В трех шагах от Терезиной двери семнадцатилетние чары, побуждавшие меня стремиться к этому мигу, теряют силу. Мои ноги постепенно замедляют ход, и все, что я могу сделать, это прислушаться. Дверь в комнату напротив закрыта, но именно оттуда доносится мягко гудящий джазовый голос Эллы. Из комнаты Терезы не слышно ни звука.
Комната Терезы.
Пол подо мной вспучивается, словно под ним прошла волна. Что-то помимо моей воли отрывает меня от земли и бросает вперед. Я так долго сопротивлялся, барахтаясь на расстоянии крика от этого берега, и вот теперь жизнь вышвыривает меня на него.
Дверь плотно закрыта, и я легонько стучу. Спустя несколько секунд стучу снова. И наконец робко открываю.
В первый момент у меня отвисает челюсть. Я уже видел эту комнату — или почти такую, а может, не совсем такую: не та кровать, не то освещение, не тот белый ковер, но книжные шкафы те же самые. Тот же разнокалиберный набор шкафов, расставленных в том же порядке вдоль одной стены и по бокам одного окна, частью переходящих на другую сторону.

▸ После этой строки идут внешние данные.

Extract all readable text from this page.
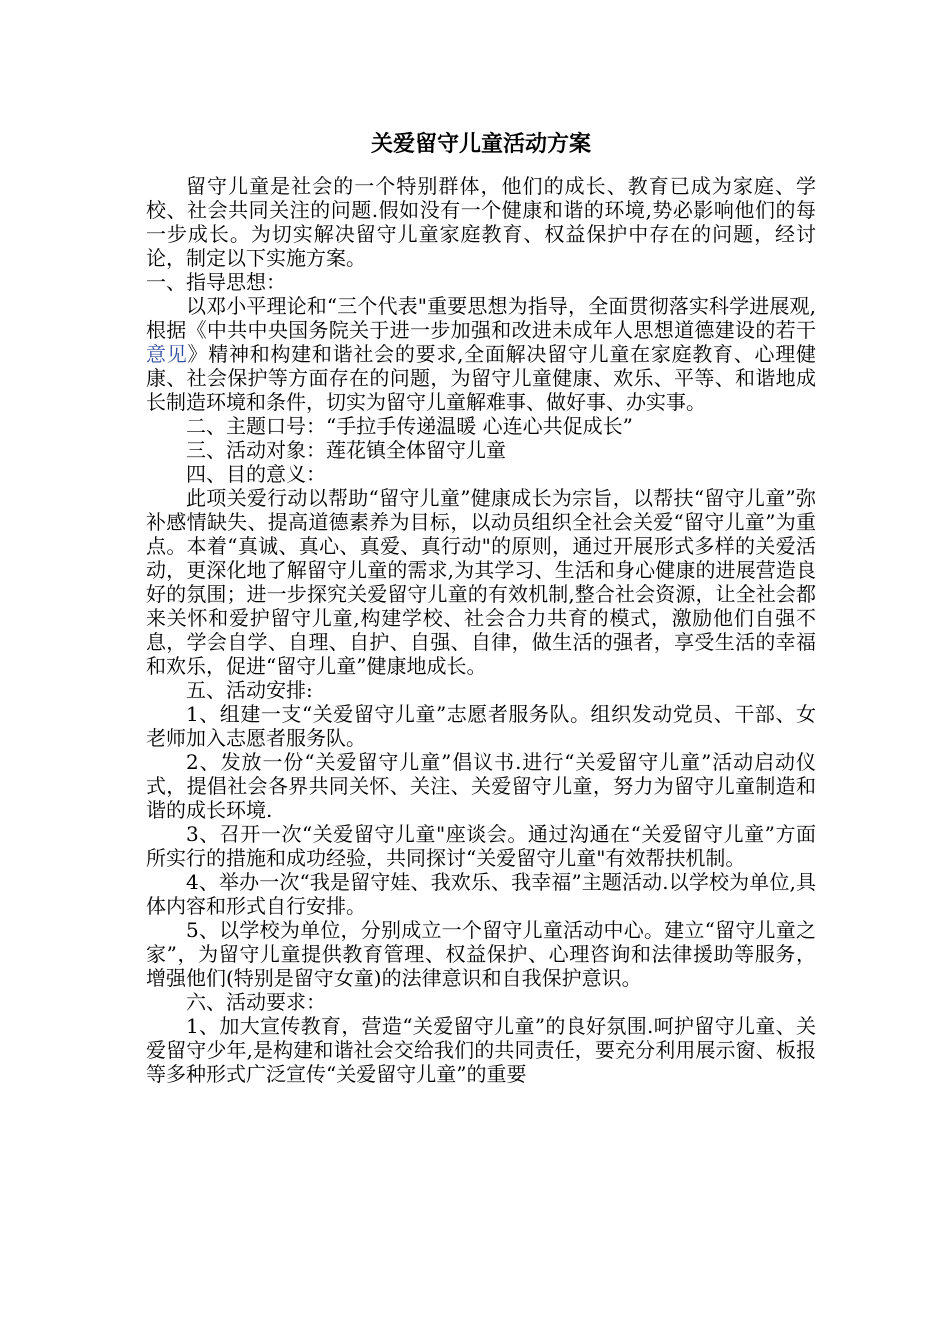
关爱留守儿童活动方案

留守儿童是社会的一个特别群体，他们的成长、教育已成为家庭、学校、社会共同关注的问题.假如没有一个健康和谐的环境,势必影响他们的每一步成长。为切实解决留守儿童家庭教育、权益保护中存在的问题，经讨论，制定以下实施方案。

一、指导思想：

以邓小平理论和“三个代表"重要思想为指导，全面贯彻落实科学进展观,根据《中共中央国务院关于进一步加强和改进未成年人思想道德建设的若干意见》精神和构建和谐社会的要求,全面解决留守儿童在家庭教育、心理健康、社会保护等方面存在的问题，为留守儿童健康、欢乐、平等、和谐地成长制造环境和条件，切实为留守儿童解难事、做好事、办实事。

二、主题口号：“手拉手传递温暖 心连心共促成长”

三、活动对象：莲花镇全体留守儿童

四、目的意义：

此项关爱行动以帮助“留守儿童”健康成长为宗旨，以帮扶“留守儿童”弥补感情缺失、提高道德素养为目标，以动员组织全社会关爱“留守儿童”为重点。本着“真诚、真心、真爱、真行动"的原则，通过开展形式多样的关爱活动，更深化地了解留守儿童的需求,为其学习、生活和身心健康的进展营造良好的氛围；进一步探究关爱留守儿童的有效机制,整合社会资源，让全社会都来关怀和爱护留守儿童,构建学校、社会合力共育的模式，激励他们自强不息，学会自学、自理、自护、自强、自律，做生活的强者，享受生活的幸福和欢乐，促进“留守儿童”健康地成长。

五、活动安排:

1、组建一支“关爱留守儿童”志愿者服务队。组织发动党员、干部、女老师加入志愿者服务队。

2、发放一份“关爱留守儿童”倡议书.进行“关爱留守儿童”活动启动仪式，提倡社会各界共同关怀、关注、关爱留守儿童，努力为留守儿童制造和谐的成长环境.

3、召开一次“关爱留守儿童"座谈会。通过沟通在“关爱留守儿童”方面所实行的措施和成功经验，共同探讨“关爱留守儿童"有效帮扶机制。

4、举办一次“我是留守娃、我欢乐、我幸福”主题活动.以学校为单位,具体内容和形式自行安排。

5、以学校为单位，分别成立一个留守儿童活动中心。建立“留守儿童之家”，为留守儿童提供教育管理、权益保护、心理咨询和法律援助等服务，增强他们(特别是留守女童)的法律意识和自我保护意识。

六、活动要求：

1、加大宣传教育，营造“关爱留守儿童”的良好氛围.呵护留守儿童、关爱留守少年,是构建和谐社会交给我们的共同责任，要充分利用展示窗、板报等多种形式广泛宣传“关爱留守儿童”的重要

Между ними — тот же невысокий красный письменный стол с задвинутым под него красным пластиковым стулом. В шкафах — те же самые книги на тех же местах, то же многотомное собрание «Мировой классики» в кожаных переплетах и те же разномастные книги в мягких обложках, стоящие, может, и без определенного порядка, но именно так, как мне запомнилось. Я мог бы по памяти перечислить практически все названия этих книг, хотя видел их всего лишь раз. Эти тома, с безупречной скрупулезностью расставленные здесь по той же модели, кажутся столь же непостижимыми и древними, как Стоунхендж. Между шкафами та же россыпь фотографий поблескивает теми же лицами: Терезина мать на санках; доктор Дорети в библиотеке держит за руку совсем маленькую Терезу. Среди них нет ни одного фото Терезы в более старшем возрасте, чем я ее знал. Не считая больничной койки, эта комната производит впечатление идеально воспроизведенного кукольного домика.
Только кукла, живущая в этом домике, слишком для него велика. Тереза сидит у окна спиной ко мне, склонившись над книгой. Ее длинные грязно-белые волосы безжизненно лежат на плечах, похожие на бурые водоросли.
Мне хочется прошептать ее имя, спеть ей нашу детскую песенку, сделать что-то приятное, чтобы заново ввести себя в ее жизнь. Но у меня вырывается крик. Звук взрезает воздух и лезвием топора вонзается в стену над ее головой. Она оборачивается, и я вижу фарфоровый слепок с того лица, которое я помню: глаза менее симметричны, нос чересчур плоский. Но изгиб губ все тот же.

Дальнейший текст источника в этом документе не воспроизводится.